Speakers reading news text from prompts were recorded using a headset microphone, a lapel microphone and an eight-channel microphone array. In the single speaker scenario, participants read from six fixed positions. Fixed positions were assigned for the entire recording in the overlapping scenario. For the moving scenario, participants moved from one position to the next while reading.

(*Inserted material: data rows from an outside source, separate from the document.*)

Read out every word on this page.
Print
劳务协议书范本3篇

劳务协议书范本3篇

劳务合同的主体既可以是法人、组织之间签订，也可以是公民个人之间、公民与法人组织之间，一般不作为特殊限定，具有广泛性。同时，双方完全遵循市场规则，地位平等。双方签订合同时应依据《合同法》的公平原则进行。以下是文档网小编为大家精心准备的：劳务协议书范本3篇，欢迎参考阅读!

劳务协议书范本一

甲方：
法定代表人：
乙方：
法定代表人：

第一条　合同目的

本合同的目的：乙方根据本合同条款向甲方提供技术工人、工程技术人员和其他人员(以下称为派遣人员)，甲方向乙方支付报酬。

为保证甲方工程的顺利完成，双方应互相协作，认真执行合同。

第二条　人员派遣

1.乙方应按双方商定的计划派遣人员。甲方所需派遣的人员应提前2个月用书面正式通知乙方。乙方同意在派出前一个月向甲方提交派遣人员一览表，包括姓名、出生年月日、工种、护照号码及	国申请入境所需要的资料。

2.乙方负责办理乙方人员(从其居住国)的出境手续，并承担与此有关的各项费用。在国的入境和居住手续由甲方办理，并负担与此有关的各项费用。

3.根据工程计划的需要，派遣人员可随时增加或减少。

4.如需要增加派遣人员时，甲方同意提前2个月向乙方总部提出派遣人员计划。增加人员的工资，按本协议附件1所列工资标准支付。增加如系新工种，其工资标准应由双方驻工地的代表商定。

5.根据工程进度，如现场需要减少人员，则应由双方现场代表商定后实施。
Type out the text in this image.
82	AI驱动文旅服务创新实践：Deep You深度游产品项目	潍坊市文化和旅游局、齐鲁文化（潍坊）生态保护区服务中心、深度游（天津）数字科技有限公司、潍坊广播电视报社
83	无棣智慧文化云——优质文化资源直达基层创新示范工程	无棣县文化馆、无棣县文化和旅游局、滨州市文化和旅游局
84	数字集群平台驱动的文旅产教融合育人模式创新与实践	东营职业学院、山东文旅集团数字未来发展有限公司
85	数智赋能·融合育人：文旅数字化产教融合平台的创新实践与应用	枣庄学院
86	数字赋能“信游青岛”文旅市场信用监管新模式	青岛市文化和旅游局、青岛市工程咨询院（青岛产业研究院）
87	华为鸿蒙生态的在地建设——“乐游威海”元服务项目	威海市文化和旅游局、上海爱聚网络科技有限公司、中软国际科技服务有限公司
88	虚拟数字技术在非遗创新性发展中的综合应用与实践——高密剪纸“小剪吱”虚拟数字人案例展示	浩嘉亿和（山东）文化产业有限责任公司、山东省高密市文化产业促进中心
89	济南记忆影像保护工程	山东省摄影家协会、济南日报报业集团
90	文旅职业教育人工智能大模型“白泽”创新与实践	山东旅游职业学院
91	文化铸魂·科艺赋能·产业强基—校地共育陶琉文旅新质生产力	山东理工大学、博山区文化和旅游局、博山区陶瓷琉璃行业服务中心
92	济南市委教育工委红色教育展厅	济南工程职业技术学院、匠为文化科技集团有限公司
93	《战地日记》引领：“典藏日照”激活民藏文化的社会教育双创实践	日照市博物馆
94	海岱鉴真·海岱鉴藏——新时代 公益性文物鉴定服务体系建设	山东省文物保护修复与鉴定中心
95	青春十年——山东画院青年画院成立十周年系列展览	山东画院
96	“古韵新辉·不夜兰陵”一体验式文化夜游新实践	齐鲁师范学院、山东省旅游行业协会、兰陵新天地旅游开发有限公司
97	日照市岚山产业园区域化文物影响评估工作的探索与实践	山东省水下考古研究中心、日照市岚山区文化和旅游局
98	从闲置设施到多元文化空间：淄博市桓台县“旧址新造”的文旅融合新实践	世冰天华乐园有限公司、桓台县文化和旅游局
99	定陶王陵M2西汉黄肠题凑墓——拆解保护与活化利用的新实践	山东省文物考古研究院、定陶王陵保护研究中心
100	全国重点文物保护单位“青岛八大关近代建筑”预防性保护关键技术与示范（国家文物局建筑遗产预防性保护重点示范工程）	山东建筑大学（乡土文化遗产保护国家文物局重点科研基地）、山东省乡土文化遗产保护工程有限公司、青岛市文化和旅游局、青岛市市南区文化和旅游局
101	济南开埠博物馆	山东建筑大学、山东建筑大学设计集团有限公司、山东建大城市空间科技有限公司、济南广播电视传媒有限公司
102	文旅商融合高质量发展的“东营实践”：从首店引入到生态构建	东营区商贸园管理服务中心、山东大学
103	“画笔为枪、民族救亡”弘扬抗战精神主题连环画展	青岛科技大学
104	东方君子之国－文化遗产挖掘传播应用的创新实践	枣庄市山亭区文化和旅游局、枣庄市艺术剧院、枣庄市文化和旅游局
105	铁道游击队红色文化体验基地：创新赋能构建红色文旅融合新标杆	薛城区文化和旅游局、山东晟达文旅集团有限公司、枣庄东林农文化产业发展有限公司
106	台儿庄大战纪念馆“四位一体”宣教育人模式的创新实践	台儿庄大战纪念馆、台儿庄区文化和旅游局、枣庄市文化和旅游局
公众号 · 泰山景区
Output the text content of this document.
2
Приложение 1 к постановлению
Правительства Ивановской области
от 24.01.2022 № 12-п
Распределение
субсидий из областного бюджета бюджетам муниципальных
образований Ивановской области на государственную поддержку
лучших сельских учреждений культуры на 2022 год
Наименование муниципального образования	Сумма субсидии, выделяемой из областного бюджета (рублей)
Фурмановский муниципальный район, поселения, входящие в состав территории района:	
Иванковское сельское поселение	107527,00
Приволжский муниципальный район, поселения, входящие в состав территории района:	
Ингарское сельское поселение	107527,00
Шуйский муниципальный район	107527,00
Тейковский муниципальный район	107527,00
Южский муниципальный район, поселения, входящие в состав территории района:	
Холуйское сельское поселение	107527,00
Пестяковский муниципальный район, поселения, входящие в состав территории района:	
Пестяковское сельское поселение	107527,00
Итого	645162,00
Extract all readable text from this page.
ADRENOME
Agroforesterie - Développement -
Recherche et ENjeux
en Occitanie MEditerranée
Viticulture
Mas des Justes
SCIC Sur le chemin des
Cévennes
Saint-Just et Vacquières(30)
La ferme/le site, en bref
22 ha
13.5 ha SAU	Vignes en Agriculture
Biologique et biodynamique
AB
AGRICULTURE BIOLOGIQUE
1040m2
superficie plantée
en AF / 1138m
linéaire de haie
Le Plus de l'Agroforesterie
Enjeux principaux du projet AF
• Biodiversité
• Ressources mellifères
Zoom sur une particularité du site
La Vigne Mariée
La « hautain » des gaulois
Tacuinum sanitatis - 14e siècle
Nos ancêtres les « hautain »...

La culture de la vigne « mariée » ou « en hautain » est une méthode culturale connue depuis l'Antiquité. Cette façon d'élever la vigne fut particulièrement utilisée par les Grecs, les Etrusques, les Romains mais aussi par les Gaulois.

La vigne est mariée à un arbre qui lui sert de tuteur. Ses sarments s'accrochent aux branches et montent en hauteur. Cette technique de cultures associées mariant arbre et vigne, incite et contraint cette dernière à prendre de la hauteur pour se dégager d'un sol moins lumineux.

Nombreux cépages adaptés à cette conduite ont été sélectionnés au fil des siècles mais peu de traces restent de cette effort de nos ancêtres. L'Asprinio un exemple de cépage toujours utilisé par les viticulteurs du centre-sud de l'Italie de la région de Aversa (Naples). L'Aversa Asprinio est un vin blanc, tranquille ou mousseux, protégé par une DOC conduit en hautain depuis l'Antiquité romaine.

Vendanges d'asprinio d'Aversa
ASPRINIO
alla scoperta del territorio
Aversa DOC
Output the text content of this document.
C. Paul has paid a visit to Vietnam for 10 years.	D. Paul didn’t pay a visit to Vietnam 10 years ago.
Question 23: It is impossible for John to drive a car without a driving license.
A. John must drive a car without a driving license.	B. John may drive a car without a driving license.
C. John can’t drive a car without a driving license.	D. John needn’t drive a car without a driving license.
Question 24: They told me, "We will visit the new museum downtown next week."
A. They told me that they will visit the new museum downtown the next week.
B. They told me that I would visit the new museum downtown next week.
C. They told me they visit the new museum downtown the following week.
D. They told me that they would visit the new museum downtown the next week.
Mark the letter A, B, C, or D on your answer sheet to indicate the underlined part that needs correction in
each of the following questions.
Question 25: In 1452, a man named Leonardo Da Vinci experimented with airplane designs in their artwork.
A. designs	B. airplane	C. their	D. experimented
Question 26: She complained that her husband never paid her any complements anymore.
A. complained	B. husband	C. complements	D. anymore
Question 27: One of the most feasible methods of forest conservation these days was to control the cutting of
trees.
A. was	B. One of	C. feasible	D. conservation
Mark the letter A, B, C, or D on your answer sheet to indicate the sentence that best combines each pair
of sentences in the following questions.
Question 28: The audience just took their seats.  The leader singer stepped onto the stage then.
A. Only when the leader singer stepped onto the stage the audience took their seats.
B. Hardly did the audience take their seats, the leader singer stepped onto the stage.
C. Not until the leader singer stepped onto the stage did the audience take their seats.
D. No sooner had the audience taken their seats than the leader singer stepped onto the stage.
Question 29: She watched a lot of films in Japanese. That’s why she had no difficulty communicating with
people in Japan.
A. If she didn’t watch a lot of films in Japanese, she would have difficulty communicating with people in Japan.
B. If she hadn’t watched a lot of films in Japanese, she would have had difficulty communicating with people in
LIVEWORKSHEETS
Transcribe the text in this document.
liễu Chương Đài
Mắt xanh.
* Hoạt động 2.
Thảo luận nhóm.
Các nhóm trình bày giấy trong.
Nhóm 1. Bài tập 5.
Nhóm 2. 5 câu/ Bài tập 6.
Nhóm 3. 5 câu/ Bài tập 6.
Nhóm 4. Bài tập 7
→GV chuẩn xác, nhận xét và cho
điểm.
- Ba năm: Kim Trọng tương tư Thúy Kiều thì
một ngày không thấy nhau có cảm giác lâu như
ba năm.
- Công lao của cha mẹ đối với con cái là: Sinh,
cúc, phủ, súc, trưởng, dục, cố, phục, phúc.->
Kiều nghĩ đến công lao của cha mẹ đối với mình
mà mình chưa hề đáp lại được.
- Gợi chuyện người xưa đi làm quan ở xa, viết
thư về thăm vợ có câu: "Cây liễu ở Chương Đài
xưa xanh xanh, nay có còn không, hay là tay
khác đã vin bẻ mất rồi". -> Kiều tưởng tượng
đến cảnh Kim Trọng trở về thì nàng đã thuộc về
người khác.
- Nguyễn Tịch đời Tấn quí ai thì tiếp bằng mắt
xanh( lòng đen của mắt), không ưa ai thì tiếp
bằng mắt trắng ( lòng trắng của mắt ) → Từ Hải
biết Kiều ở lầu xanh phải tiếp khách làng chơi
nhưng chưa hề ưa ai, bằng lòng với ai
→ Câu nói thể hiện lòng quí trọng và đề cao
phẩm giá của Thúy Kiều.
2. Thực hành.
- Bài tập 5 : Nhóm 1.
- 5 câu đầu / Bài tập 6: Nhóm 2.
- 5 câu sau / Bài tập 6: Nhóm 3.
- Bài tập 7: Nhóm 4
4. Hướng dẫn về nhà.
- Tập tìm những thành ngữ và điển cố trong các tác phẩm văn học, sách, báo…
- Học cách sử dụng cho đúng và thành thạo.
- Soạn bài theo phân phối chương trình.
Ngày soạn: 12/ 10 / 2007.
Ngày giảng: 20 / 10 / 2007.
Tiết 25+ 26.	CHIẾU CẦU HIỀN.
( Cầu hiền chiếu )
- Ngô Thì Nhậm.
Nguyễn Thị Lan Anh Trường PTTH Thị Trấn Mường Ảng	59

Fifteen speakers were recorded for the single scenario, nine pairs for the overlapping scenario and nine individuals for the moving scenario. Each read approximately 90 sentences.

Multi-Channel WSJ Audio is distributed on 2 DVD-ROM.

2014 Subscription Members will receive a copy of this data provided that they have completed the User License Agreement for Multi-Channel WSJ Audio LDC2014S03. 2014 Standard Members may request a copy as part of their 16 free membership corpora.  Non-members may license this data for a fee.